С пространной репликой по поводу доклада выступил А. Долинин, подчеркнувший, что к тому времени, когда Пушкин стал сочинять свою маленькую трагедию, о Сальери вообще уже все забыли, в биографических словарях пушкинского времени ему была посвящена одна и та же короткая и изобилующая ошибками статья, так что Пушкин имел все основания воспринимать Сальери не как историческую личность, а просто как мелкого полузабытого музыканта — истинного масштаба его дарования он, безусловно, не представлял. Докладчица с этим согласилась не вполне, она сослалась хотя бы на тот факт, что Сальери написал по пьесе Бомарше оперу “Тарар” и Пушкину это было прекрасно известно.

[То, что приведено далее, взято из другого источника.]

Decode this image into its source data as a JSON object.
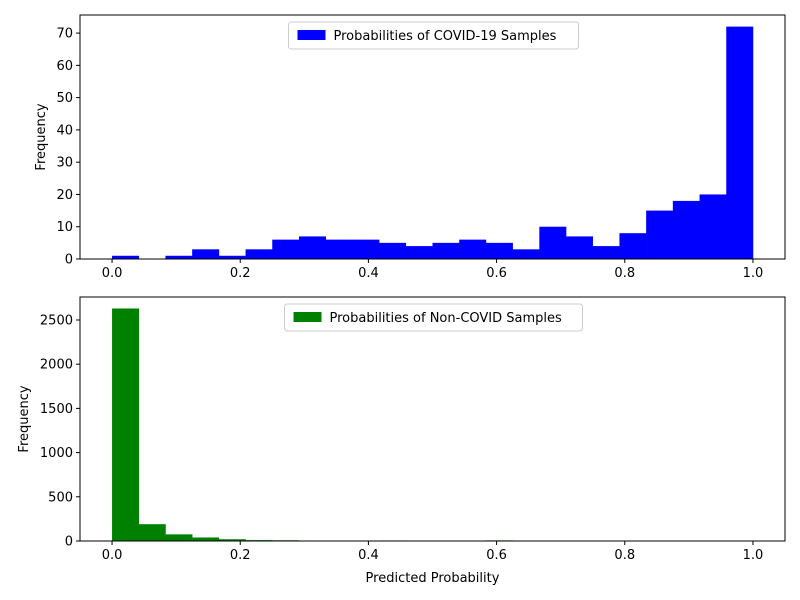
{
  "chart_data": [
    {
      "type": "bar",
      "xlabel": "",
      "ylabel": "Frequency",
      "xlim": [
        -0.05,
        1.05
      ],
      "ylim": [
        0,
        75.6
      ],
      "xticks": [
        0.0,
        0.2,
        0.4,
        0.6,
        0.8,
        1.0
      ],
      "xtick_labels": [
        "0.0",
        "0.2",
        "0.4",
        "0.6",
        "0.8",
        "1.0"
      ],
      "yticks": [
        0,
        10,
        20,
        30,
        40,
        50,
        60,
        70
      ],
      "ytick_labels": [
        "0",
        "10",
        "20",
        "30",
        "40",
        "50",
        "60",
        "70"
      ],
      "legend": "upper-center",
      "grid": false,
      "bin_range": [
        0,
        1
      ],
      "series": [
        {
          "name": "Probabilities of COVID-19 Samples",
          "color": "#0000ff",
          "values": [
            1,
            0,
            1,
            3,
            1,
            3,
            6,
            7,
            6,
            6,
            5,
            4,
            5,
            6,
            5,
            3,
            10,
            7,
            4,
            8,
            15,
            18,
            20,
            72
          ]
        }
      ]
    },
    {
      "type": "bar",
      "xlabel": "Predicted Probability",
      "ylabel": "Frequency",
      "xlim": [
        -0.05,
        1.05
      ],
      "ylim": [
        0,
        2760
      ],
      "xticks": [
        0.0,
        0.2,
        0.4,
        0.6,
        0.8,
        1.0
      ],
      "xtick_labels": [
        "0.0",
        "0.2",
        "0.4",
        "0.6",
        "0.8",
        "1.0"
      ],
      "yticks": [
        0,
        500,
        1000,
        1500,
        2000,
        2500
      ],
      "ytick_labels": [
        "0",
        "500",
        "1000",
        "1500",
        "2000",
        "2500"
      ],
      "legend": "upper-center",
      "grid": false,
      "bin_range": [
        0,
        1
      ],
      "series": [
        {
          "name": "Probabilities of Non-COVID Samples",
          "color": "#008000",
          "values": [
            2630,
            190,
            75,
            40,
            20,
            10,
            8,
            5,
            4,
            3,
            6,
            2,
            2,
            1,
            7,
            1,
            0,
            0,
            0,
            0,
            0,
            0,
            0,
            0
          ]
        }
      ]
    }
  ]
}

Оперно-пушкинскую тему продолжил Александр Жолковский (Лос-Анджелес), выступивший с докладом “Об одном переводческом трюке в «Евгении Онегине»: Пушкин и Трике”. Начав с общих рассуждений о самоиронии Пушкина при изображении героев с поэтической жилкой, Жолковский применил эти наблюдения к фигуре выведенного в пятой главе “Евгения Онегина” француза Трике, который использует чужой текст, обновляя его за счет одной детали. Докладчик показал, что, сочиняя сцену с Трике, подменяющим в чужом стихотворении имя Нина именем Татьяна, Пушкин сам ведет себя точно так же, как Трике: он использует (меняя имена) сцену из чужой пьесы, причем пьесы общеизвестной, а именно “Севильского цирюльника”. У Бомарше в сцене урока пения Бартоло заменяет в исполняемой им песне Фаншонетту на Розинетту, а в опере Россини Джаннину (имя, которое звучит фонетическим напоминанием о Нине) — на Розину. Закончил Жолковский еще одним эффектным наблюдением: в опере Чайковского Трике поет Татьяне: “Ви роза, ви роза” — по мнению докладчика, чуткость композитора к “интертекстуальному контексту” заставила его если не разглядеть, то угадать за Татьяной — Розину.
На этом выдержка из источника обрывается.